Ocuparía mucho espacio enumerar el resto de títulos, así que el consejo que les doy a todos aquellos que visiten Sevilla y sean aficionado a los libros, es que se den una vuelta por la Biblioteca de nuestra Universidad. Les va a encantar.
Mi enhorabuena por su magnífico blog.
Saludos,
Fernando Vergara
Mayo 31, 2009 a 7:58 am
Juan Carlos Benet
Estimados amigos del Faro, sólo una breves líneas para contarles que a finales del pasado año tuve la suerte de poder visitar la exposición de “Incunables. Las primeras palabras impresas”, que se celebró en la Biblioteca Foral de Vizcaya. Me quedé maravillado ante dicha exposición, en la que se mostaban al público 40 ejemplares únicos y bellísimos, unas verdaderas obras de arte, impresos en latin, italiano, alemán y castellano.

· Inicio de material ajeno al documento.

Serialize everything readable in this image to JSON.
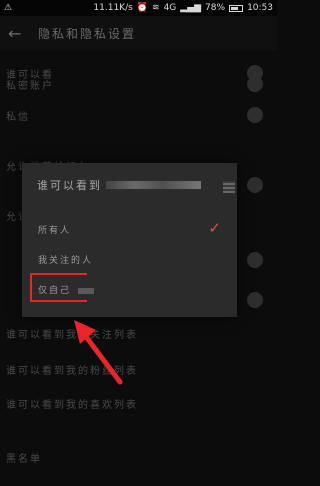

Creo que esta exposición será mostrada en varias capitales españolas durante todo el verano, así que estén atentos los amantes de los libros: si se anuncia en su ciudad, no se la pierdan.
Un cordial saludo para usted y todos sus lectores y lectoras,
Juan Carlos Benet
Junio 1, 2009 a 12:19 pm
Luis Irles
Amigos Frenando y Juan Carlos,
Os agradezco mucho a ambos la interesante información enviada a este blog. Tienes razón, Fernando, al asegurar que la Universidad de Sevilla guarda en su biblioteca un enorme tesoro bibliogáfico, ya que he tenido ocasión de visitar su página web y comprobarlo… Si algún día visito de nuevo tu hermosa ciudad no dudes que seguiré tu consejo.
Lo mismo le digo a Juan Carlos, aunque en este caso, la exposició itinerante de incunables de la Biblioteca Foral de Navarrra tendría que coincidir con alguno de mis viajes a España.
Gracias de nuevo, y un fuerte abrazo.
Junio 2, 2009 a 7:19 am
Náufrago
En nuestra Universidad de Salamanca, cuya biblioteca data del año 1254, podemos disfrutar de 483 incunables, entre ellos muchos de origen veneciano.
He tenido la oportunidad de pasear por esa biblioteca, hoy en día ya no es posible, y poder ver de cerca algunos de esos incunables y la verdad es que es un auténtico placer verse rodeado de tanta historia y estar tan cerca de algo escrito hace tantísimo tiempo.
Como una imagen vale más que mil palabras:
http://farm4.static.flickr.com/3193/2975606458_756bdaed7f_o.jpg
Junio 4, 2009 a 12:47 pm
Luis Irles
Estimado Náufrago,
Ha sido un auténtico regalo –que de verdad te agradezco– el enlace que nos has enviado por el que se llega a la maravillosa sala de la biblioteca de la más famosa y antigua universidad española.
No me extraña en absoluto que en Salamanca se conserven cerca de 500 valiosos incunables… Lástima que, como dices, hoy en día ya no sea posible disfrutar de ellos, aunque supongo que sí podrán hacerlo los investigadores.
Muchas gracias, y un cordial saludo.